From the opening drive, Wisconsin’s offensive play calling was more aggressive than usual. Even though the Badgers relied predominantly on Jonathan Taylor, offensive coordinator Joe Rudolph employed spread formations more than Wisconsin’s traditional under center packages. This meant the Cornhuskers couldn’t stack the box against Taylor because the Badgers had three receivers on the field who burned the Cornhuskers early for quick completions.
Spread formations and quick passes early in the game forced the Cornhuskers to play with two high safeties on most plays. This meant the Badgers had better numerical matchups on most plays; the Badgers often had six down blockers against three defensive linemen and two linebackers in the box. If the offensive line and tight ends could win one-on-one matchups against their assignments, Jonathan Taylor would only have to make one man miss to break out for at least 10 yards. And it worked, even when an offensive lineman lost one of these matchups, Taylor always got at least a short gain.
The Badgers often motioned out of their original formation, which allowed Jack Coan to make simple reads because defensive motion can often indicate coverage. For example, if a receiver runs across the field and a cornerback follows him, it’s man coverage. If the corner doesn’t follow, it’s most likely zone. Coan recognized this on multiple occasions, allowing for easy receptions that kept the Cornhusker defense honest.
Wisconsin’s offensive success was also due to arguably the greatest determinant in whether Wisconsin’s offense will be average or great: their wide receivers.
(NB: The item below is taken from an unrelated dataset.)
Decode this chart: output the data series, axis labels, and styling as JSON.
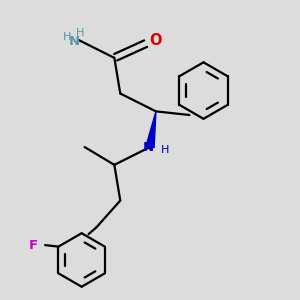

The Badgers have a notoriously strong run game, and it’s impossible to completely shut down Jonathan Taylor and Wisconsin’s rushing attack. However, the Badgers often struggle to move the ball consistently against teams that stack the box against Wisconsin’s heavy packages.
This means establishing the pass early opens up Wisconsin’s rushing attack later in the game, which is extremely important. Against Nebraska, Jack Coan connected with Danny Davis and Quintez Cephus early for substantial gains, which forced the Cornhuskers to respect Wisconsin’s passing attack. This meant Nebraska’s linebackers and safeties couldn’t be as aggressive in their run defense. Nebraska’s linebackers even hesitated in their run-pass reads which opened up gaping holes for Taylor.
Rudolph also incorporated false pulls on quick passing plays which further confused the Cornhusker defense. A false pull is when offensive linemen pulls — which linebackers usually associate with run plays — but the quarterback instead hits a receiver on a quick slant or flat. And, because Coan was mostly accurate with his quick throws, Nebraska’s linebackers couldn’t fly up into the backfield, as if they did Davis or Cephus could be one-on-one with a safety.
Ultimately, Wisconsin’s offensive balance and efficiency covered a poor defensive performance. If the Badgers can maintain this balance and throw early and often, they will at least give themselves a chance against elite Big Ten teams like Minnesota or Ohio State.